Toby grinned at me. “Those men following you and Carver and the Erlkin. Some of us went back, went hunting. The fat one had them on his belt.”

Quinn. I’d be lying if I said I was sorry.

I slid them over my eyes and looked at the nest. Toby appeared wavy and insubstantial, only his bones showing clearly. His ghoul spine with its cruel curve that made him able to spring and twist in midair, the long jaw full of teeth, and the knifelike claws.

All around me, the underworld revealed itself, disused pipe and tunnel running off in every direction, a drain that dribbled overhead directly to the river, and the broken, branching chimney that vented the ghoul’s hearth.

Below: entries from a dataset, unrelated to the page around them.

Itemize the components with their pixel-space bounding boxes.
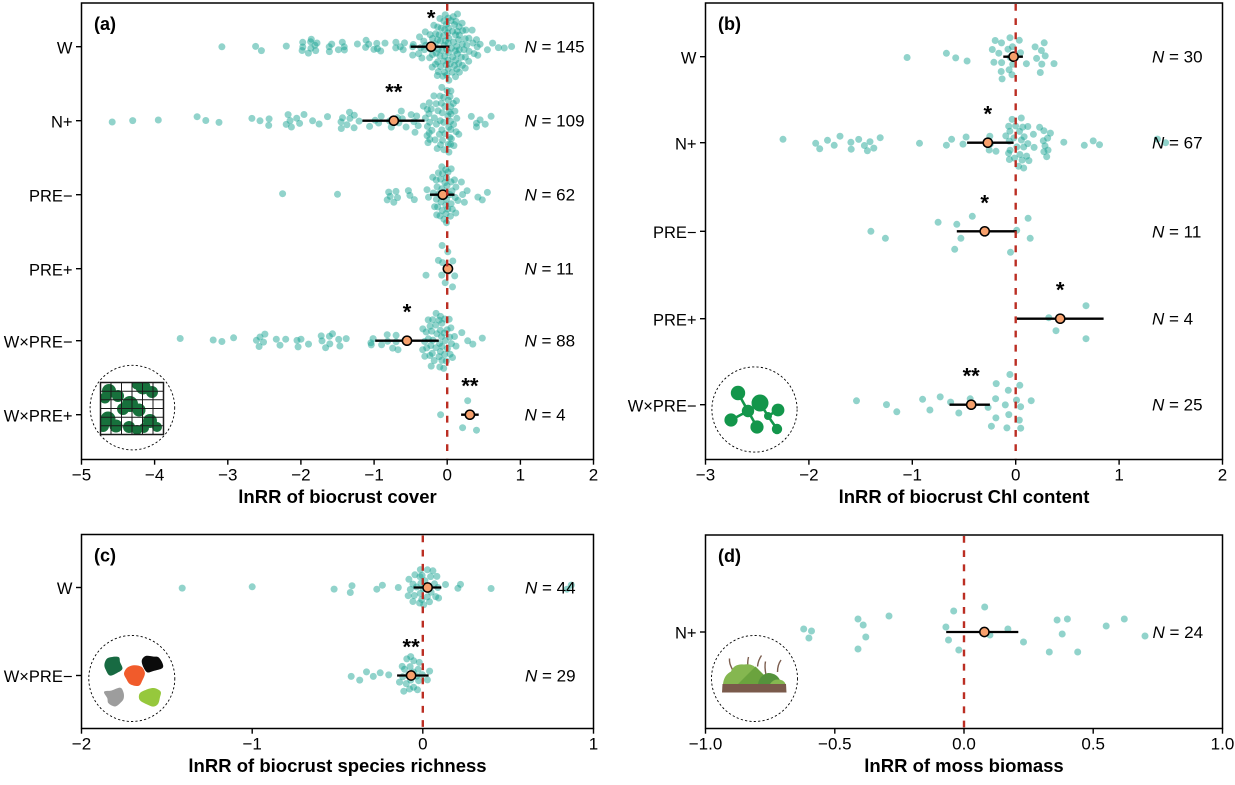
svg-text:N = 109: N = 109 [525,112,585,131]
svg-text:−2: −2 [799,466,818,485]
svg-text:N = 4: N = 4 [525,406,566,425]
svg-text:−1: −1 [243,735,262,754]
svg-text:(b): (b) [718,14,741,34]
svg-text:−1: −1 [364,466,383,485]
svg-text:lnRR of biocrust species richn: lnRR of biocrust species richness [188,755,486,776]
svg-text:N+: N+ [51,113,73,131]
svg-text:(c): (c) [94,546,116,566]
svg-text:lnRR of biocrust Chl content: lnRR of biocrust Chl content [839,486,1090,507]
svg-text:N = 25: N = 25 [1152,396,1203,415]
svg-text:−1: −1 [903,466,922,485]
svg-text:PRE−: PRE− [653,224,697,242]
svg-text:0: 0 [1011,466,1020,485]
svg-text:−1.0: −1.0 [689,735,723,754]
svg-text:W×PRE−: W×PRE− [4,333,73,351]
svg-text:1: 1 [589,735,598,754]
svg-text:N = 67: N = 67 [1152,134,1203,153]
svg-text:W×PRE−: W×PRE− [628,397,697,415]
svg-text:0.0: 0.0 [952,735,976,754]
svg-text:N = 44: N = 44 [525,579,576,598]
svg-text:W: W [57,39,73,57]
svg-text:0.5: 0.5 [1081,735,1105,754]
svg-text:N = 30: N = 30 [1152,48,1203,67]
svg-text:(d): (d) [718,546,741,566]
svg-text:N = 11: N = 11 [525,260,574,279]
svg-text:N = 62: N = 62 [525,186,576,205]
svg-text:N = 145: N = 145 [525,38,585,57]
svg-text:*: * [403,300,412,325]
svg-text:**: ** [963,364,981,389]
svg-text:N = 24: N = 24 [1153,623,1204,642]
svg-text:W: W [57,580,73,598]
svg-text:0: 0 [442,466,451,485]
svg-text:−0.5: −0.5 [818,735,852,754]
svg-text:**: ** [403,635,421,660]
svg-text:**: ** [385,80,403,105]
svg-text:PRE+: PRE+ [29,261,73,279]
svg-text:*: * [1056,278,1065,303]
svg-text:2: 2 [589,466,598,485]
svg-text:N+: N+ [675,135,697,153]
svg-text:−3: −3 [218,466,237,485]
svg-text:−2: −2 [291,466,310,485]
svg-text:(a): (a) [94,14,116,34]
svg-text:1: 1 [1114,466,1123,485]
svg-text:2: 2 [1218,466,1227,485]
svg-text:−4: −4 [145,466,164,485]
svg-text:W×PRE+: W×PRE+ [4,407,73,425]
svg-text:lnRR of moss biomass: lnRR of moss biomass [864,755,1063,776]
svg-text:N = 29: N = 29 [525,667,576,686]
svg-text:0: 0 [418,735,427,754]
svg-text:1: 1 [516,466,525,485]
svg-text:**: ** [461,374,479,399]
svg-text:−2: −2 [72,735,91,754]
svg-text:−5: −5 [72,466,91,485]
svg-text:*: * [980,190,989,215]
svg-text:1.0: 1.0 [1211,735,1235,754]
svg-text:PRE−: PRE− [29,187,73,205]
svg-text:N = 88: N = 88 [525,332,576,351]
svg-text:PRE+: PRE+ [653,311,697,329]
svg-text:*: * [984,102,993,127]
svg-text:W×PRE−: W×PRE− [4,668,73,686]
svg-text:W: W [681,49,697,67]
svg-text:lnRR of biocrust cover: lnRR of biocrust cover [238,486,436,507]
svg-text:*: * [427,6,436,31]
svg-text:N = 11: N = 11 [1152,222,1201,241]
svg-text:N+: N+ [675,625,697,643]
svg-text:−3: −3 [696,466,715,485]
svg-text:N = 4: N = 4 [1152,310,1193,329]
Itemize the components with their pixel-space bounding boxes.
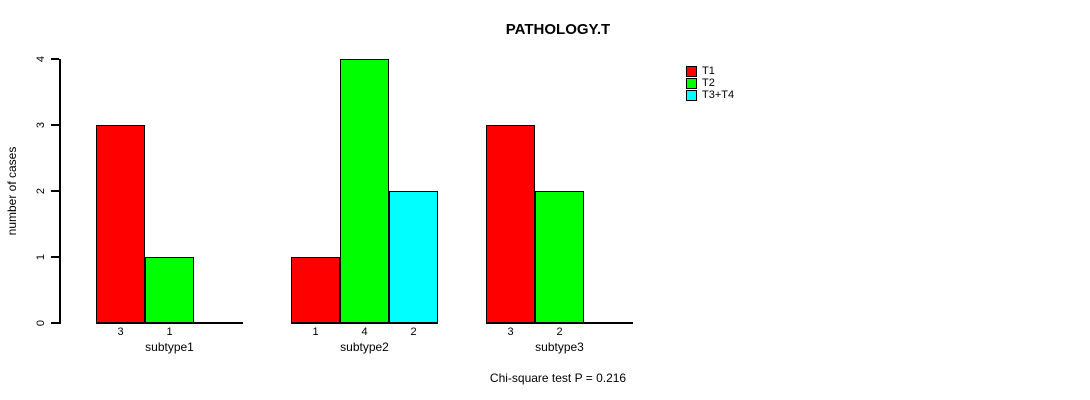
legend-item: T1 [686,65,715,77]
group-baseline [291,322,438,324]
bar-value-label: 3 [507,326,514,338]
x-category-label-subtype1: subtype1 [145,340,194,354]
legend-swatch [686,77,697,89]
bar-value-label: 2 [556,326,563,338]
legend-swatch [686,89,697,101]
bar-value-label: 1 [312,326,319,338]
y-tick-label: 2 [35,187,47,195]
x-category-label-subtype2: subtype2 [340,340,389,354]
bar-T2-subtype2 [340,59,389,323]
bar-T1-subtype2 [291,257,340,323]
bar-value-label: 1 [166,326,173,338]
bar-value-label: 3 [117,326,124,338]
x-category-label-subtype3: subtype3 [535,340,584,354]
y-axis-line [59,58,61,324]
bar-value-label: 2 [410,326,417,338]
bar-T1-subtype3 [486,125,535,323]
y-tick-mark [51,322,59,324]
y-tick-label: 0 [35,319,47,327]
y-tick-mark [51,58,59,60]
y-tick-label: 3 [35,121,47,129]
annotation-text: Chi-square test P = 0.216 [489,371,627,385]
y-tick-label: 1 [35,253,47,261]
y-tick-mark [51,256,59,258]
chart-title: PATHOLOGY.T [505,21,611,38]
y-tick-mark [51,124,59,126]
bar-T1-subtype1 [96,125,145,323]
bar-value-label: 4 [361,326,368,338]
legend-swatch [686,65,697,77]
y-tick-mark [51,190,59,192]
legend-item: T3+T4 [686,89,734,101]
bar-T3+T4-subtype2 [389,191,438,323]
group-baseline [486,322,633,324]
y-tick-label: 4 [35,55,47,63]
legend-label: T3+T4 [702,88,735,101]
bar-T2-subtype3 [535,191,584,323]
bar-T2-subtype1 [145,257,194,323]
group-baseline [96,322,243,324]
legend-item: T2 [686,77,715,89]
legend-label: T2 [702,76,715,89]
legend-label: T1 [702,64,715,77]
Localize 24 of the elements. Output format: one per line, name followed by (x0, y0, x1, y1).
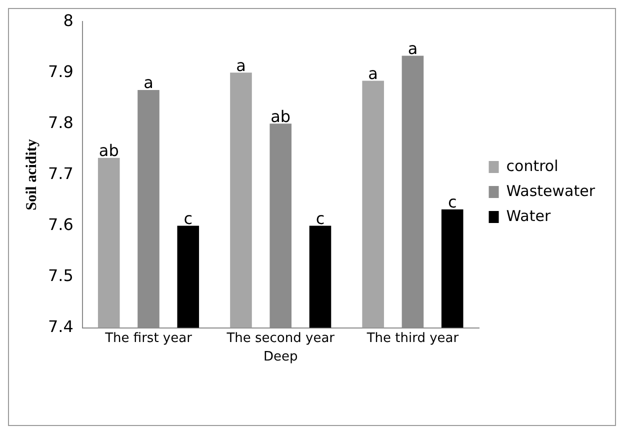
data-label: c (184, 208, 193, 228)
data-label: a (408, 38, 418, 58)
data-label: a (144, 73, 154, 92)
x-tick-label: The first year (104, 330, 193, 346)
y-tick-label: 7.9 (48, 62, 74, 81)
legend-label: Wastewater (506, 182, 596, 200)
x-axis-title: Deep (263, 350, 298, 365)
x-tick-label: The third year (366, 330, 460, 346)
y-tick-label: 7.6 (48, 214, 74, 234)
x-tick-label: The second year (226, 330, 336, 346)
legend-label: Water (506, 206, 552, 225)
y-tick-label: 7.8 (48, 112, 74, 132)
data-label: a (368, 64, 378, 83)
data-label: c (316, 208, 325, 228)
legend-label: control (506, 156, 558, 175)
data-label: c (448, 192, 457, 212)
data-label: a (236, 56, 246, 75)
y-axis-title: Soil acidity (24, 138, 40, 210)
data-label: ab (270, 106, 291, 126)
y-tick-label: 7.4 (48, 316, 74, 336)
y-tick-label: 7.7 (48, 164, 74, 183)
data-label: ab (98, 141, 119, 160)
y-tick-label: 8 (63, 10, 74, 30)
y-tick-label: 7.5 (48, 266, 74, 285)
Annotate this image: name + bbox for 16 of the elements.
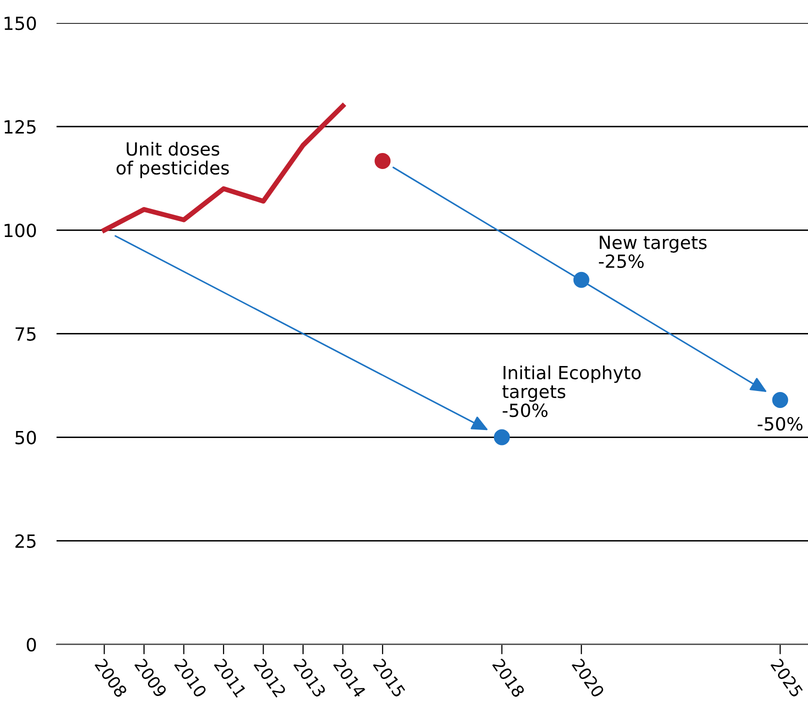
y-tick-label: 0 <box>26 638 36 652</box>
y-tick-label: 125 <box>4 120 36 134</box>
annotation: Initial Ecophyto targets -50% <box>502 365 641 418</box>
y-tick-label: 25 <box>15 534 36 548</box>
y-tick-label: 100 <box>4 224 36 238</box>
y-tick-label: 50 <box>16 430 36 444</box>
y-tick-label: 75 <box>16 327 36 341</box>
annotation: New targets -25% <box>598 236 707 268</box>
y-tick-label: 150 <box>4 16 36 30</box>
point <box>772 392 788 408</box>
annotation: Unit doses of pesticides <box>116 142 229 178</box>
annotation: -50% <box>758 416 802 431</box>
point <box>374 153 391 169</box>
point <box>573 272 590 288</box>
point <box>494 429 510 446</box>
line-series <box>102 103 346 233</box>
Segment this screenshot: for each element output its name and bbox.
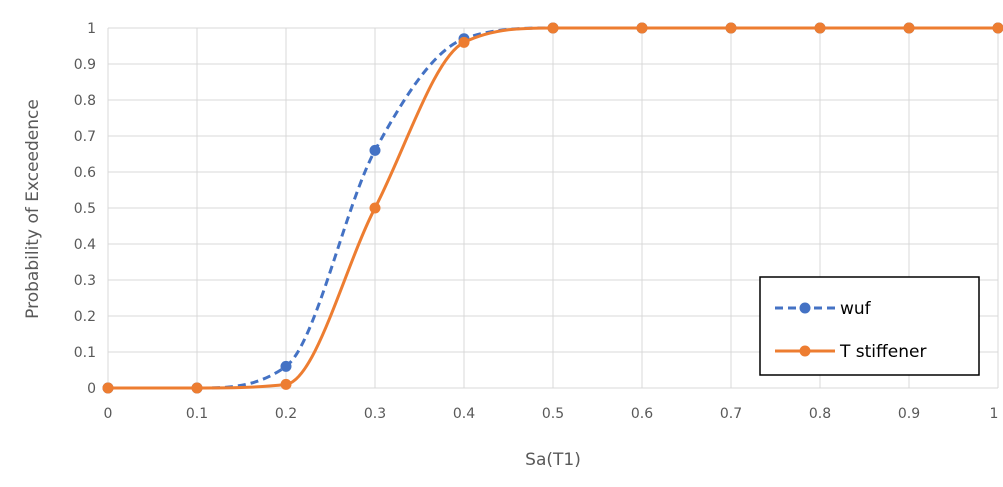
data-point-t-stiffener — [192, 383, 203, 394]
x-axis-ticks: 0 0.1 0.2 0.3 0.4 0.5 0.6 0.7 0.8 0.9 1 — [104, 406, 999, 422]
x-tick-label: 0.2 — [275, 406, 297, 422]
legend-label-t-stiffener: T stiffener — [839, 342, 926, 362]
x-tick-label: 0.7 — [720, 406, 742, 422]
legend-marker-wuf — [800, 303, 811, 314]
y-tick-label: 0.1 — [74, 345, 96, 361]
data-point-t-stiffener — [637, 23, 648, 34]
data-point-t-stiffener — [103, 383, 114, 394]
data-point-t-stiffener — [370, 203, 381, 214]
y-tick-label: 0.5 — [74, 201, 96, 217]
x-tick-label: 1 — [990, 406, 999, 422]
y-tick-label: 0.9 — [74, 57, 96, 73]
data-point-t-stiffener — [459, 37, 470, 48]
y-tick-label: 0.8 — [74, 93, 96, 109]
x-tick-label: 0.9 — [898, 406, 920, 422]
x-tick-label: 0.5 — [542, 406, 564, 422]
legend: wuf T stiffener — [760, 277, 979, 375]
legend-label-wuf: wuf — [840, 299, 872, 319]
data-point-wuf — [370, 145, 381, 156]
y-axis-ticks: 0 0.1 0.2 0.3 0.4 0.5 0.6 0.7 0.8 0.9 1 — [74, 21, 96, 397]
data-point-t-stiffener — [815, 23, 826, 34]
data-point-t-stiffener — [726, 23, 737, 34]
y-tick-label: 0.7 — [74, 129, 96, 145]
x-tick-label: 0.1 — [186, 406, 208, 422]
data-point-t-stiffener — [993, 23, 1003, 34]
data-point-t-stiffener — [281, 379, 292, 390]
y-tick-label: 0.6 — [74, 165, 96, 181]
x-tick-label: 0.4 — [453, 406, 475, 422]
y-tick-label: 0.3 — [74, 273, 96, 289]
x-tick-label: 0 — [104, 406, 113, 422]
x-tick-label: 0.6 — [631, 406, 653, 422]
x-axis-title: Sa(T1) — [525, 450, 581, 470]
x-tick-label: 0.3 — [364, 406, 386, 422]
x-tick-label: 0.8 — [809, 406, 831, 422]
y-tick-label: 0.4 — [74, 237, 96, 253]
data-point-t-stiffener — [904, 23, 915, 34]
y-axis-title: Probability of Exceedence — [23, 99, 43, 319]
data-point-t-stiffener — [548, 23, 559, 34]
y-tick-label: 1 — [87, 21, 96, 37]
y-tick-label: 0 — [87, 381, 96, 397]
data-point-wuf — [281, 361, 292, 372]
y-tick-label: 0.2 — [74, 309, 96, 325]
legend-marker-t-stiffener — [800, 346, 811, 357]
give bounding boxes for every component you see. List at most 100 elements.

Toby panted, itching behind his blunt ear with one long claw as I slid the goggles onto my forehead. “So it’s a fair bargain, yes? For saving Carver’s life?”

“Yes, Toby,” I said. “More than fair. Thank you.” I tried Tremaine’s goggles again. “Now I know what it’s like to be Dean—to see everything that’s hidden.”

Dean poked his head from the nest tunnel to the outside. “I hear my name?”

“Dean!” I waved the goggles at him. “Look what Toby found.”

He took a glance through the lenses and just as quickly jerked the mask off. “That’s Folk trickery. Splits my head in two.”

“I’m sorry,” I said. “But they’ll help us get down the vent tunnel. I can watch for the steam, and time it.”

“Assuming we get through that grate,” Dean said.

Toby extended his claws with the sound of daggers being drawn. “Leave that to us.”

36

In the Engineworks

CAL AND TOBY went into the hearth pipe in the lead, Toby loping easily on all fours and Cal in his boy skin, walking upright. Dean stayed with me. I was relieved that Cal seemed to have stopped sniping at Dean. It was clear in hindsight why—Dean represented everything Draven was trying to keep me from.

Cal’s clothes now were rags, an old Engineworks jersey and pants tattered about the hem. His feet stayed bare.

“I figured this might make it a little easier for you,” he told me.

“Don’t worry about sparing me,” I said. “Toby’s already laboring under the impression he owes me something for saving your life.”

“You did,” Cal said shortly. “Not in Ravenhouse, but before. You made me realize I didn’t have to be afraid of Draven.”

“Cal …” I’d never find someone as loyal as Cal again. That I knew, in an immutable bone-deep sense.

“I’ll let you into the vent, and we’ll be even.” Cal flashed me a smile, and I saw that he hadn’t bothered to hide his ghoul teeth.

“If she comes back, you two can skip merrily over the ground. If not, someone will have a fine supper.” Toby chuckled to himself and climbed up to walk on the ceiling.

I took the pedestrian route, sticking near Dean and Cal. Tremaine’s goggles dangled from my hand, and across my back I’d strapped a small pack that bore the partially chewed-away logo of the Lovecraft Academy Expedition Club circa 1933, clearly a year where they didn’t teach student members not to go wandering around old sewer mains.